Like any pet lover, Gaylyn Trovar was completely shattered when her dogs passed away. Her anguish quickly turned to outrage, however, when she learned that her pets were actually poisoned by a neighbor.

Trovar was horrified to discover that someone had tossed meatballs laced with strychnine into the backyard where her six dogs played.

She suspected a neighbor planted the poison, because she had received several letters threatening to kill the dogs if she didn't keep them quiet.

Coco, a Chihuahua mix, was special to Trovar because he was a living link to her daughter, Dominique, who was killed in a car accident two years ago.

"Dogs don't take the place of my daughter, but they're my family," she said.

Although Coco survived the crash, she couldn't survive the deadly poison that's often used to kill rats.

While searching her backyard for clues, Trovar found two more poisoned meatballs. But she missed one, and tragedy struck again: one of her other dogs ate it and died.

"It really killed me. I felt like I missed something in the backyard," said Trovar.

After an exhaustive search of the neighborhood, cops arrested a man who lives a block away from Trovar.

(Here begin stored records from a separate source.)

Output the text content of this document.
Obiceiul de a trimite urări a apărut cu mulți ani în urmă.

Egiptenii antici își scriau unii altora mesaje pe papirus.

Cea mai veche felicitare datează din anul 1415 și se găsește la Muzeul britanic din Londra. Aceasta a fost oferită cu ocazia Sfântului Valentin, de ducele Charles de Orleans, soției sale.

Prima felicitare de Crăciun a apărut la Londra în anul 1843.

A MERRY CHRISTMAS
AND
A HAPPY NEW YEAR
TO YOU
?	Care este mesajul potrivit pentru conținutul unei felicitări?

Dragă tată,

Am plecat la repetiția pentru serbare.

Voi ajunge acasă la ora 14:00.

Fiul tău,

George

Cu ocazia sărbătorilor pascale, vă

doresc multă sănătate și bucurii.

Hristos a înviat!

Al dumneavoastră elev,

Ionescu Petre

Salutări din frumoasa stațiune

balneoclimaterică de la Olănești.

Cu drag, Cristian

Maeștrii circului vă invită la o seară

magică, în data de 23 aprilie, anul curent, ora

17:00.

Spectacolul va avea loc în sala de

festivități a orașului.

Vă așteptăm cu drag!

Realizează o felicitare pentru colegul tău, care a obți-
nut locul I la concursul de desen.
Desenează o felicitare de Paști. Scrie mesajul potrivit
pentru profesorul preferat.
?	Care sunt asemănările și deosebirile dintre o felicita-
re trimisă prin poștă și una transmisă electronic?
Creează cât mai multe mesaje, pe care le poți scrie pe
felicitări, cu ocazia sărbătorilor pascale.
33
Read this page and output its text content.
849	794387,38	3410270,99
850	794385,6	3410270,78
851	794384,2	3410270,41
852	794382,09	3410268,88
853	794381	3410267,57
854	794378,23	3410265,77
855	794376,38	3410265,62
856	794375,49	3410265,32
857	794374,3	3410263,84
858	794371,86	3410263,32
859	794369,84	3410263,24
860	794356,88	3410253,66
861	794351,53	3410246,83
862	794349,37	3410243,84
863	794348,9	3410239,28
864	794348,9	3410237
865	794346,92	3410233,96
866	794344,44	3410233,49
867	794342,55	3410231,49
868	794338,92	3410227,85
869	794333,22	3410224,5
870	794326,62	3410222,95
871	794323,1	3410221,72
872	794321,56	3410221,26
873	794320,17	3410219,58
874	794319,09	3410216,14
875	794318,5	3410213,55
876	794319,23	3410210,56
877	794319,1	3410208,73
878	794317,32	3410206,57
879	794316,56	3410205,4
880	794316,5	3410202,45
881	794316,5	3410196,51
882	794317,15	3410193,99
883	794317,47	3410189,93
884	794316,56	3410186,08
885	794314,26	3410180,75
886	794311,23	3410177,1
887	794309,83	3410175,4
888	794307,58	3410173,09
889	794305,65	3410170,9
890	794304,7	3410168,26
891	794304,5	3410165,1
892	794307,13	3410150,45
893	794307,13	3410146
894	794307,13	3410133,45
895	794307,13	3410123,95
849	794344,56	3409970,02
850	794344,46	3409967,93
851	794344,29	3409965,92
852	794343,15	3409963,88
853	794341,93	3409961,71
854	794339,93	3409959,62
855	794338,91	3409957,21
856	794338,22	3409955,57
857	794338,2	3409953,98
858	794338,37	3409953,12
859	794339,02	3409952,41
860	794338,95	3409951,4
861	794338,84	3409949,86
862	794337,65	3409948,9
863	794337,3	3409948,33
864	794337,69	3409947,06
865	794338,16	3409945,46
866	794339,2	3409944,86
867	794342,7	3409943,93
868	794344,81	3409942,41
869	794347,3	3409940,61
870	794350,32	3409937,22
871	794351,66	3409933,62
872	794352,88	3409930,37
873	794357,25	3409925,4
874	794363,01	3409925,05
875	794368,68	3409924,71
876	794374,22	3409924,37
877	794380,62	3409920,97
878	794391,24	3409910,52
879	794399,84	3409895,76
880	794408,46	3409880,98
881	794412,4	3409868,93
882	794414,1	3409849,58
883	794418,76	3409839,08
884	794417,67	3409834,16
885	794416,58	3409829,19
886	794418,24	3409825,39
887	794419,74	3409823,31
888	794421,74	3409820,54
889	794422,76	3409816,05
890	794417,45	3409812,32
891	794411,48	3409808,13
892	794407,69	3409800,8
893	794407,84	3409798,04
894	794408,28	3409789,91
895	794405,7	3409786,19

Shockingly, the neighbor is a retired police officer! His name is Earl Ainsley, and cops say they found evidence in his house tying him to the dog deaths.
    
"He had no right to take them from me," Trovar said of her neighbor.
    
Ainsley didn't respond to our requests for an interview. If he is charged and convicted of killing the dogs, he could get up to five years in the state penitentiary.

But Trovar says if Ainsley did kill her two pets, she wishes she could deliver her own brand of punishment:

"I get to cook meatballs in strychnine and shove them down his throat," she said.

Investigators are still gathering evidence in the case.